The last couple of years have been pretty good for Paul Simon fans. Following a five-year hiatus, 2011 saw the release of his critically-acclaimed studio album So Beautiful or So What. Earlier this year, a stellar reissue of Simon’s 1986 classic Graceland provided unreleased tracks, live recordings, and interview material. The documentary Under African Skies offered a comprehensive look at the creation of that landmark album.
Now, Hear Music and Concord Music Group have issued the double-disc live album and concert DVD, Live in New York City. The concert was taped June 6, 2011 at the landmark New York City venue, Webster Hall. Built in 1886, the hall has hosted a truly impressive roster of live artists over the decades. It’s relatively small capacity (about 2,500 people) provided a perfectly intimate atmosphere for Simon’s intricately arranged, largely acoustic set list. Simon’s eight-piece band, which includes original Graceland bassist Bakithi Kumalo, brings a pleasingly laidback feel to the 20-song set.
The selection of songs understandably highlights the recent So Beautiful or So What, with four tunes included from that album. Unlike so many aging artists, whose latest work often cues concertgoers to take a beer break, Simon’s new stuff (especially “Rewrite”) is among the best of his career. The recent songs sit comfortably next to classics like “50 Ways to Leave Your Lover” and “Slip Slidin’ Away.” As with any artist whose back catalog is as rich as Simon’s, there isn’t room here for all his big hits. You won’t find “You Can Call Me Al” or Graceland’s title tracks, but there are five songs from that celebrated album, including “The Boy in the Bubble” and “Diamonds On the Soles of Her Shoes.”
The encore section delivers some of Simon’s most enduringly popular numbers, leading off with an unaccompanied version of “The Sound of Silence.” The audience, relatively sedate throughout the performance, perks up a bit during rousing renditions of “Kodachrome” and “Late in the Evening.” The latter features some particularly tasty licks courtesy of keyboardist Mick Rossi. The three piece horn section (Tony Cedras, Andy Snitzer, and Mark Stewart—all of whom share additional instrumental duties) sounds tight and crisp. Simon remains in great voice right through the end, a soothing performance of “Still Crazy After All These Years.”

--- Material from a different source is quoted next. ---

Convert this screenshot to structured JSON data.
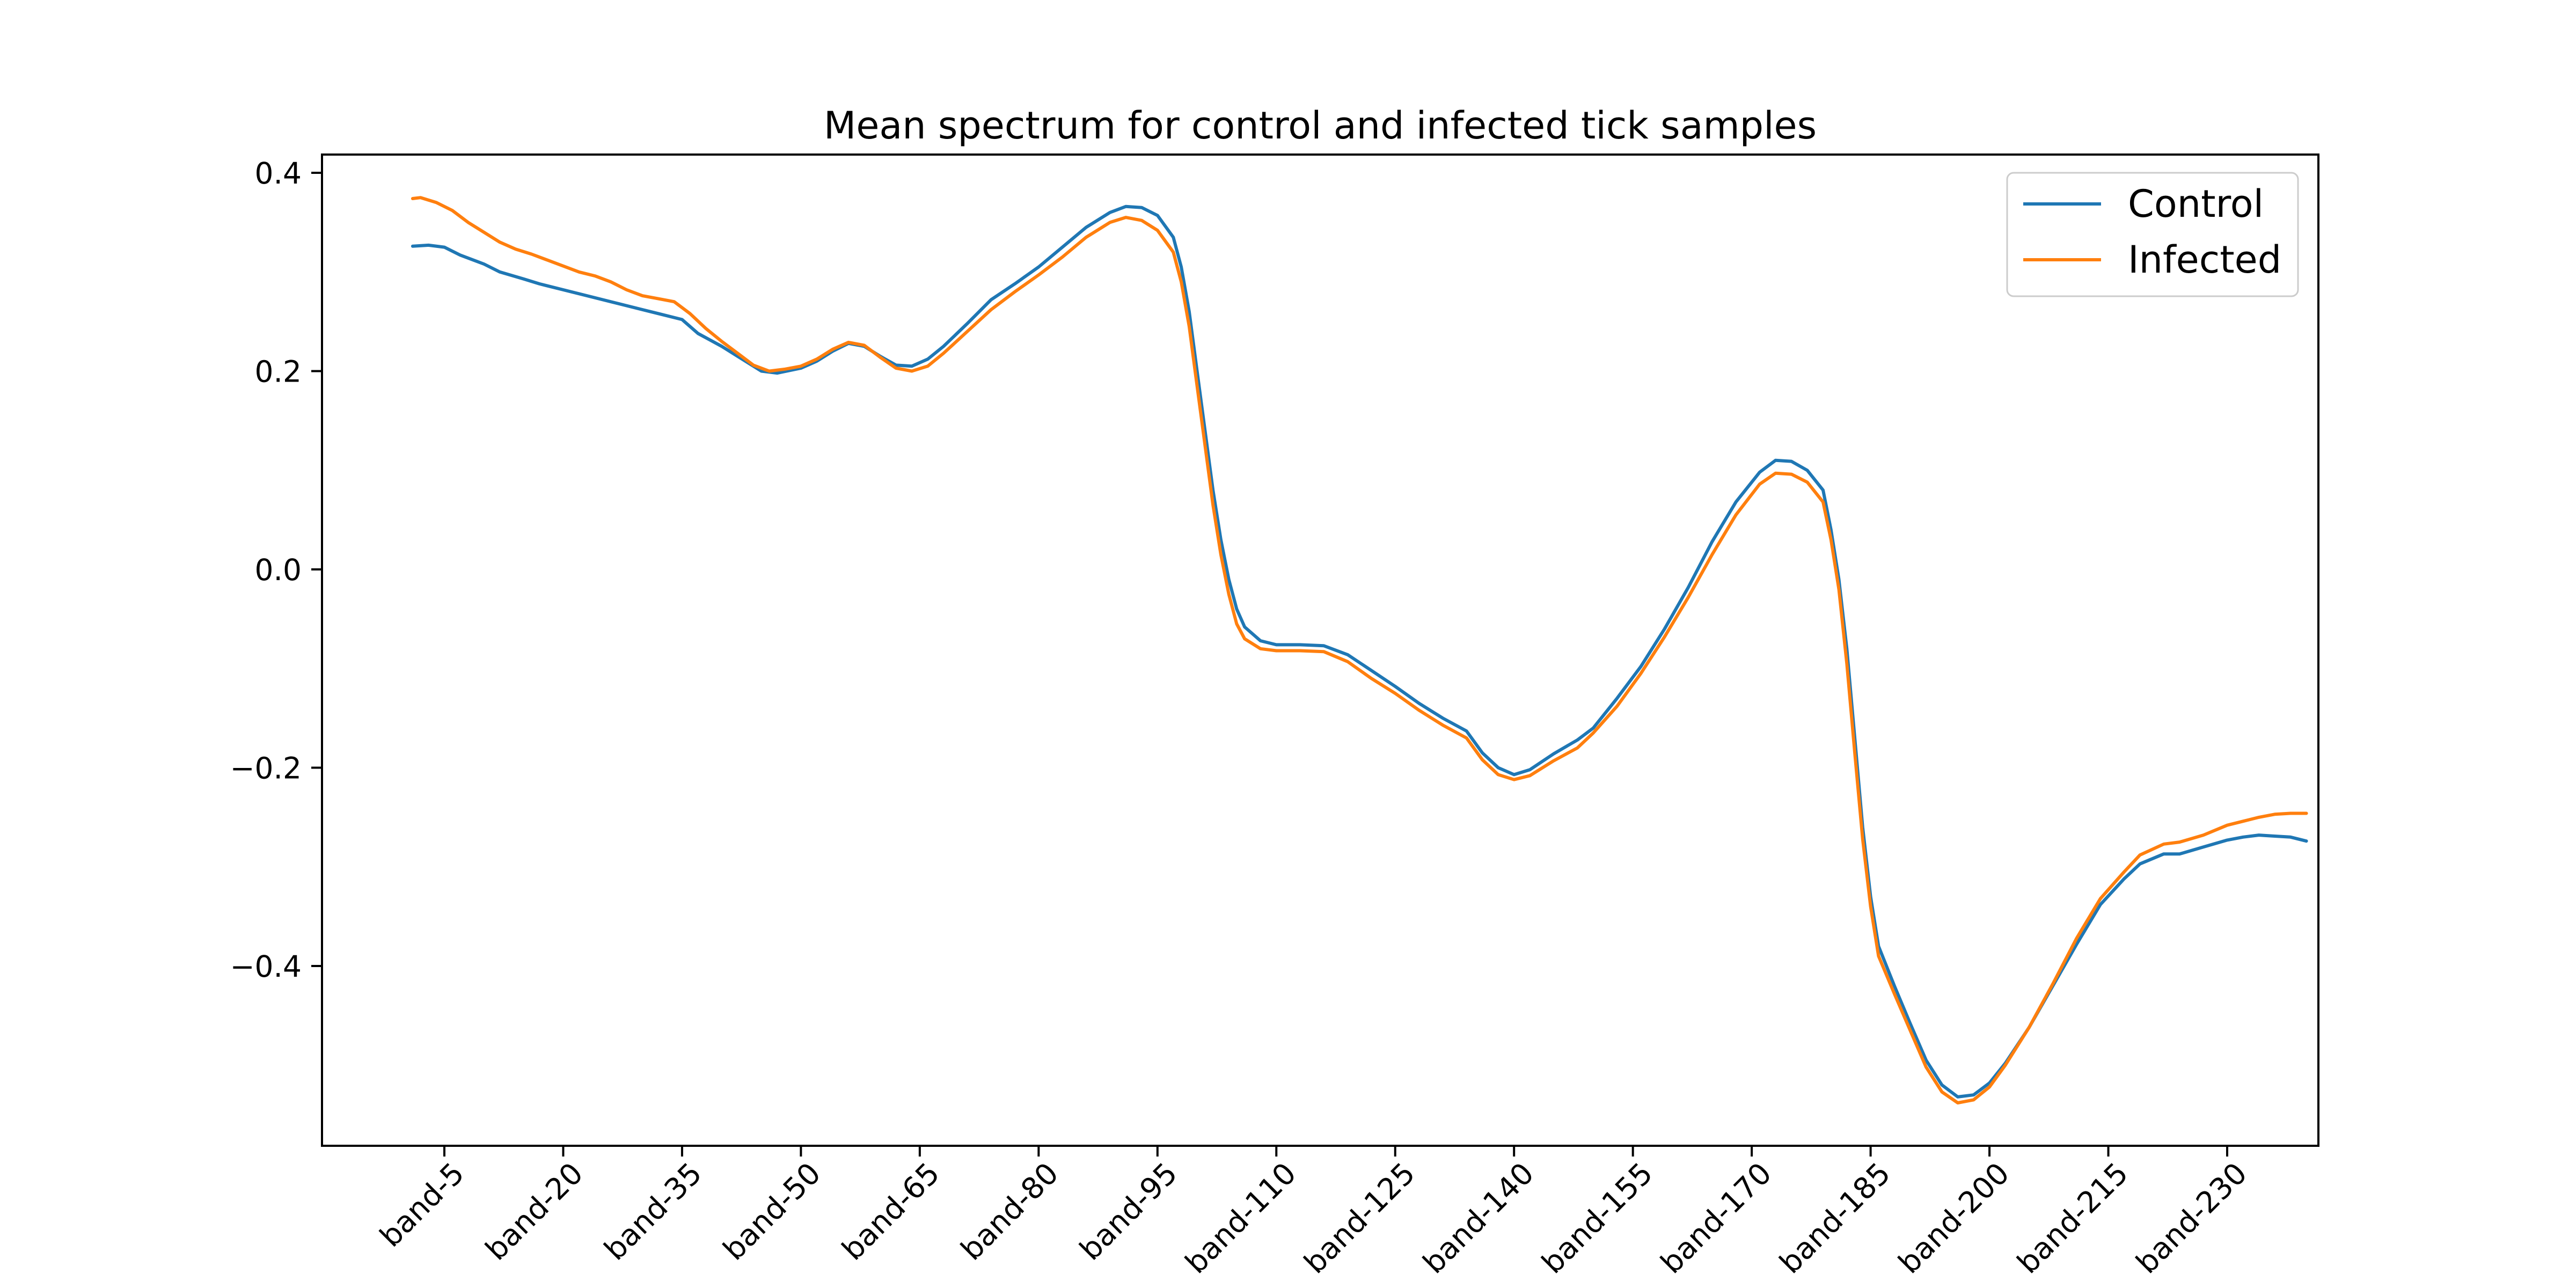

The audio quality is superb, with a mix that expertly balances each component of the ensemble. Acoustic guitars ring through with great resonance, and Jim Oblon’s drums sound satisfyingly propulsive. The DVD includes the entire concert, filmed in a straightforward manner that keeps the focus squarely on the musicians. The videography is clear and efficiently lighted. The simple DVD menu offers a choice between playing the entire show or a list of individual songs. Live in New York City is tremendously satisfying as a retrospective look at Simon’s career, as well as ample evidence that he’s still in his prime.